Pete Davidson, the comedian-actor from SNL, digs deep to provide a tale loosely based on his life. The King of Staten Island is a comedy-drama co-written by Davidson and is Judd Apatow’s first feature since 2015’s Trainwreck. It follows Scott Carlin, a 24-year-old who lives with his widowed mother Margie (played by Marisa Tomei) and has no idea what he wants to do with his life. Complicating things is his mental state – Scott’s firefighter dad died on the job when Scott was seven and he hasn’t completely gotten over it. But when Margie begins dating again Scott is forced to make some unwelcome changes.

King co-stars Bill Burr (who plays Margie’s new boyfriend Ray), Bel Powley as Kelsey (Scott’s friend with benefits), Maude Apatow (as Scott’s sister Claire), Steve Buscemi, Pamela Adlon, Ricky Velez, Moises Arias and Lou Wilson. Apatow also produced with Barry Mendel while the remaining writing team consists of Apatow and Dave Sirus. King uses Apatow’s now trademark style of blending comedy within a touching drama and it, again, works. The biggest roadblock to overcome is Davidson – does he have the chops to convincingly play a leading man, or will he crash and burn as he’s done on SNL.

That answer is complicated. Scott’s evolution from lost boy to somewhat mature man is deliberate and methodical, so early on Davidson and Apatow show Scott at his worst. He’s a heavy pot smoker; his friends Oscar (Velez), Igor (Arias) and Richie (Wilson) are low-level drug dealers; Scott willingly tries to tattoo a 9-year-old; and he’s an accomplice to his friends’ robbery attempt (this is likely where Staten Island residents may exclaim, “Hey, it’s Shaolin Island!” #shamelesswutangreference).

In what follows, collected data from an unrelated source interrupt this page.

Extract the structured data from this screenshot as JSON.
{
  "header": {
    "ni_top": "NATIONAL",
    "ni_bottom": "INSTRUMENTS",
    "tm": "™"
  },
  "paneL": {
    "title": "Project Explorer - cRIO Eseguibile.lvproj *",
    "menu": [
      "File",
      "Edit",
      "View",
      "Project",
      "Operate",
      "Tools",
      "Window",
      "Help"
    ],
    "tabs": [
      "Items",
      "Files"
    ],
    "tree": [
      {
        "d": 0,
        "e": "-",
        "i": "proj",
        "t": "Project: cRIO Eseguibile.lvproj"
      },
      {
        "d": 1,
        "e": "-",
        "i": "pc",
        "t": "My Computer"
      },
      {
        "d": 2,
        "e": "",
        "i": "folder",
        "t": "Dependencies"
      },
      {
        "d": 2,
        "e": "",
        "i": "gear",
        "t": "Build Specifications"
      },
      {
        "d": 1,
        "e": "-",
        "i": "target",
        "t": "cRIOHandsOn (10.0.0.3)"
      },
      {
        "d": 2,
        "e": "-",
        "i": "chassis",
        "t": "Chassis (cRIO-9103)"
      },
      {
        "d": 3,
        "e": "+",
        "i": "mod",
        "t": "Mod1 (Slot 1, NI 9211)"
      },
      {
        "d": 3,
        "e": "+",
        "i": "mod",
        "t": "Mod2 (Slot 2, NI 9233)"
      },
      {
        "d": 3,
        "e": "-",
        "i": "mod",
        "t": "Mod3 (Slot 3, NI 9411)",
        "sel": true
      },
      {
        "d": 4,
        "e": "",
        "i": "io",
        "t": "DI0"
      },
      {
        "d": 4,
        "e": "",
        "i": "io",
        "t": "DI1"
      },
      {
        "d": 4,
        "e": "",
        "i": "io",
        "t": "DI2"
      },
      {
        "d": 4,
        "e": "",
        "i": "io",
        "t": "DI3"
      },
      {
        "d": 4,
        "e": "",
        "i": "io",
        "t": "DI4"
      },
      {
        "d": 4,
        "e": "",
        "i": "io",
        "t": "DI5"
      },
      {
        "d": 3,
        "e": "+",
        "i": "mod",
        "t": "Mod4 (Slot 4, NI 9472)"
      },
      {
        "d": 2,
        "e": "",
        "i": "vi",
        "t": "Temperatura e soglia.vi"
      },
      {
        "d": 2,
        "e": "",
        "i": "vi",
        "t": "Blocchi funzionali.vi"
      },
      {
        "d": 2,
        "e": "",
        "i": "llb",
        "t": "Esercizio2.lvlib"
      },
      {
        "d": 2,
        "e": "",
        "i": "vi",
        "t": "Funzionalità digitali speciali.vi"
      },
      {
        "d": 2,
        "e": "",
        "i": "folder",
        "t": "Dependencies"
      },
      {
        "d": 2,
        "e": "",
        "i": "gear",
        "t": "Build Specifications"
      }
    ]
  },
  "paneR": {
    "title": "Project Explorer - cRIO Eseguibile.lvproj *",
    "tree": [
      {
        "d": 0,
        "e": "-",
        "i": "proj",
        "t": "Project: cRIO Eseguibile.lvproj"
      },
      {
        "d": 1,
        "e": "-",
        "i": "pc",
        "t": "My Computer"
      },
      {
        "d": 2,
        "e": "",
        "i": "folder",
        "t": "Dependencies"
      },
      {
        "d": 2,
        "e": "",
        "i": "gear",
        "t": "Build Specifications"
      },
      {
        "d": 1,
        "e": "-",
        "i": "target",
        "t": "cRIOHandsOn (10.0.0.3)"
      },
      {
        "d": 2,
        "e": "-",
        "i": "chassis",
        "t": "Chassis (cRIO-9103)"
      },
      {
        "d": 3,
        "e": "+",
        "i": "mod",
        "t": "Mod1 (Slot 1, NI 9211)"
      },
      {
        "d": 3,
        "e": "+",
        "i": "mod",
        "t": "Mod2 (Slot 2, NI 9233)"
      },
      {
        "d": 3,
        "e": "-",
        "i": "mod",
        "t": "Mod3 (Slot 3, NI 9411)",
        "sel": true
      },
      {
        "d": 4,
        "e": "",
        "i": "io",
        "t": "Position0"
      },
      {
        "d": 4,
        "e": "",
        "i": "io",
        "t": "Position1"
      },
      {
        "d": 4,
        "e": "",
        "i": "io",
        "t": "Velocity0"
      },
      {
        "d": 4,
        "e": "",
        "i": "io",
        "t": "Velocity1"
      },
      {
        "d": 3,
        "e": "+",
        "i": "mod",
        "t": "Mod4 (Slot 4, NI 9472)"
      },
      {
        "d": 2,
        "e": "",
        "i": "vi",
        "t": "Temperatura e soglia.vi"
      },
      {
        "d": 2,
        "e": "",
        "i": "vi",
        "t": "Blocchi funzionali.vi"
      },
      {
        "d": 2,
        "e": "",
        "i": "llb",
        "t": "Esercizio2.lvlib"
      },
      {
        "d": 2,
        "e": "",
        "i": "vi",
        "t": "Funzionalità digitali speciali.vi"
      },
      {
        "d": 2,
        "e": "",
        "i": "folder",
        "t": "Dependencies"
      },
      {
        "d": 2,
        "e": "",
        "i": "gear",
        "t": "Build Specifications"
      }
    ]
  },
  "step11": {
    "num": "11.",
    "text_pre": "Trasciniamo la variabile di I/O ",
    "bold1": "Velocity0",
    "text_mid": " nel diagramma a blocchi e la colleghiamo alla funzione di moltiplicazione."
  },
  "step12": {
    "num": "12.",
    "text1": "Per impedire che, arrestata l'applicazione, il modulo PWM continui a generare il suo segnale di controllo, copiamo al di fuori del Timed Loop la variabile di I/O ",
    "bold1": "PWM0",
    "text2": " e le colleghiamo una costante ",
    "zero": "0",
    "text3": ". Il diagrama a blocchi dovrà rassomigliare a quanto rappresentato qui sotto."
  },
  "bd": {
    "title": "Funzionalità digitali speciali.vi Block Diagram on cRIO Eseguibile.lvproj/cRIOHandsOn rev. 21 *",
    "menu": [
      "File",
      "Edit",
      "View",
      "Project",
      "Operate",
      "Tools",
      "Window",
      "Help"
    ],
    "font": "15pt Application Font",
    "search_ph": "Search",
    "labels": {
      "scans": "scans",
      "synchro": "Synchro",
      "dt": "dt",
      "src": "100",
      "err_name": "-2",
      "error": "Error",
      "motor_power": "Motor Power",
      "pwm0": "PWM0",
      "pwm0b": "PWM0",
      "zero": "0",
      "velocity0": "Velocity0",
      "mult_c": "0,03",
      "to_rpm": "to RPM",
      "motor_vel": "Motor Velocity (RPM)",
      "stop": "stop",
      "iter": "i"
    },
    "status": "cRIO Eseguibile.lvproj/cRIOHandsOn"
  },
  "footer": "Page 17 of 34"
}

For a myriad of reasons, Scott is at odds with Ray - Ray being a firefighter (a painful reminder of Scott’s dad) being a big one. Scott also battles A.D.D. and Crohn’s – all of it leaves him nothing short of a mess.

With King going down this path it’s easy to dislike Scott, but the sentiment is open for change because he’s a good kid at heart.

Scott’s personality type (an angry and confused man with heart) is what saves King from mediocrity, although much of Scott character is derived from Adam Sandler’s early film M.O.

But let’s also look at Scott’s good side. He’s a 24-year-old who often thinks and acts like a child (that’s why the aspiring tattoo artist had no problem inking a kid). Then, as Margie and Ray become closer, Ray makes Scott walk his kids to school. It’s certainly a weird request, exacerbated by the fact that kids with adults who aren’t their parents is suspicious. But Scott gets along quickly with Harold (Luke David Blumm) and Kelly (Alexis Rae Forlenza) and takes a genuine interest in them (something Ray seems to have issues handling). Then as he interacts with Ray and his firefighter buddies, Scott’s healing process begins. A man who was once a bum is soon becoming the king… of Staten Island.

With Davidson providing a surprisingly complex performance, the rest of the cast is fine, particularly Burr. Burr began as a stand-up comedian but has worked as a character actor for years. His best known performance was on Breaking Bad as Patrick Kuby and his years of subtle but solid work has allowed him to break out. Burr is more than solid – he’s exceptional and is King’s backbone.

Tomei is excellent but underused, while Powley successfully pulls off a New York accent (complete with body language and mannerisms) despite being a London, England native.

The King of Staten Island is a simple story that’s layered enough to challenge audiences emotionally. Regardless of your feelings for Davidson coming in, he provides an honest performance the likes of which we haven’t seen from him. Apatow still can’t solve his problem with long running times (there are portions that drag) but most of the 136 minutes are necessary in regards to Scott’s story arc. Regardless, this is Apatow’s best work since 2007’s Knocked Up and definitely worth a look.